Many dog owners do not realize that their dogs can have acne, which normally affects their lips and chin. It is most common in younger puppies as they reach puberty, which can occur between 4 and 8 months of age, depending on the breed and size of the dog. These are benign, and some breeds are especially prone to the acne, including the English Bulldogs, French Bulldog, Rottweiler, and Boxer. However, it is more common with the short-haired dog breeds.
Symptoms and Causes of Dog Acne
The acne is remarkably similar in appearance to what people get and the cause can be puberty in dogs just as with teenage boys and girls. Other times the acne can stem from Dog Allergies, such as Dog Food Allergies.
While dog acne in and of itself is not life threatening, it is important that the dog undergoes a full health examination to rule out any underlying conditions.
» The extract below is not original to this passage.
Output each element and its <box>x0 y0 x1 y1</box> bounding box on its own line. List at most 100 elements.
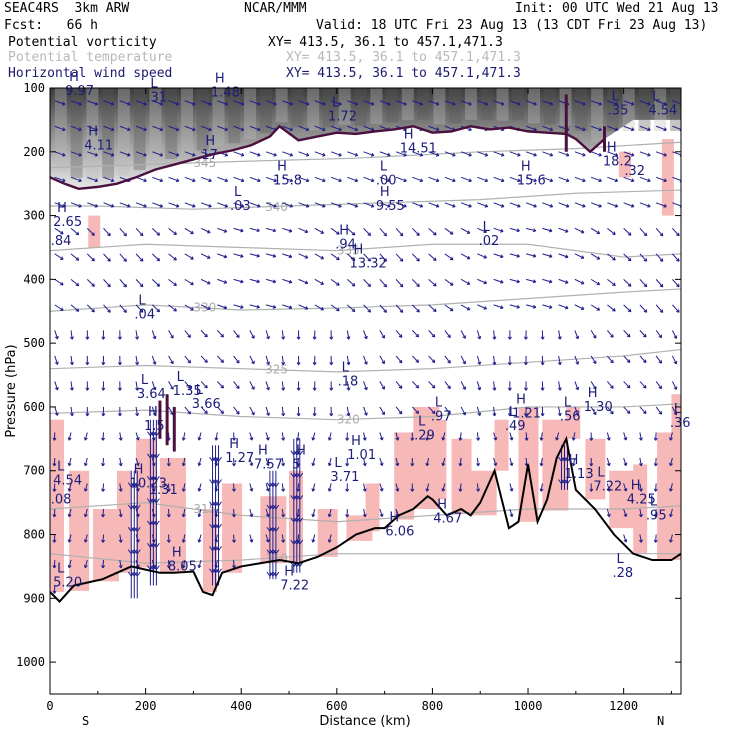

In mild cases of dog acne, it clears on its own as the dog ages, but some dogs can have a more severe form of acne, develop infections, and require a round of antibiotics.
Just like in humans, acne in dogs is uncomfortable and can be quite tender to the touch, so owners should not touch the acne as it can make it worse and be uncomfortable for the dog.
Treatment Options for Dog Acne
Treatment options vary by the dog and the severity of the acne. Mild cases are generally not treated at all. In more severe cases of dog acne, your veterinarian will give you some benzoyl peroxide gels or shampoos to help control the acne. In extremely severe cases of acne, it may be necessary to treat the dog with antibiotics and sometimes corticosteroids.
It is essential to make sure to keep the dog’s chin cleaned after they eat their meals, especially if they eat canned food. Many puppies eat with gusto and like a child, can make a mess of their chins. A washcloth dampened with water normally does the trick; avoid using any harsh cleaners such as dish soap since this can add to the acne problem.
Prognosis of Dog Acne
Most dogs with adolescent acne outgrow it and their chin clears up as they reach adulthood. If the acne is due to allergies, particularly food or environmental, it may be necessary to have, some allergy tests performed on the dog. You can also try changing their food to a holistic brand since many of the store bought foods have dyes and other ingredients that are difficult for the dog to digest. Always read the ingredient label when choosing a dog or puppy food for your dog. The fewer ingredients, the easier it is for the dog to digest.
If acne is suspected in a dog, have the veterinarian check the severity to ensure there are no underlying infections. In most instances of dog acne, it clears on its own as the puppy grows into adulthood.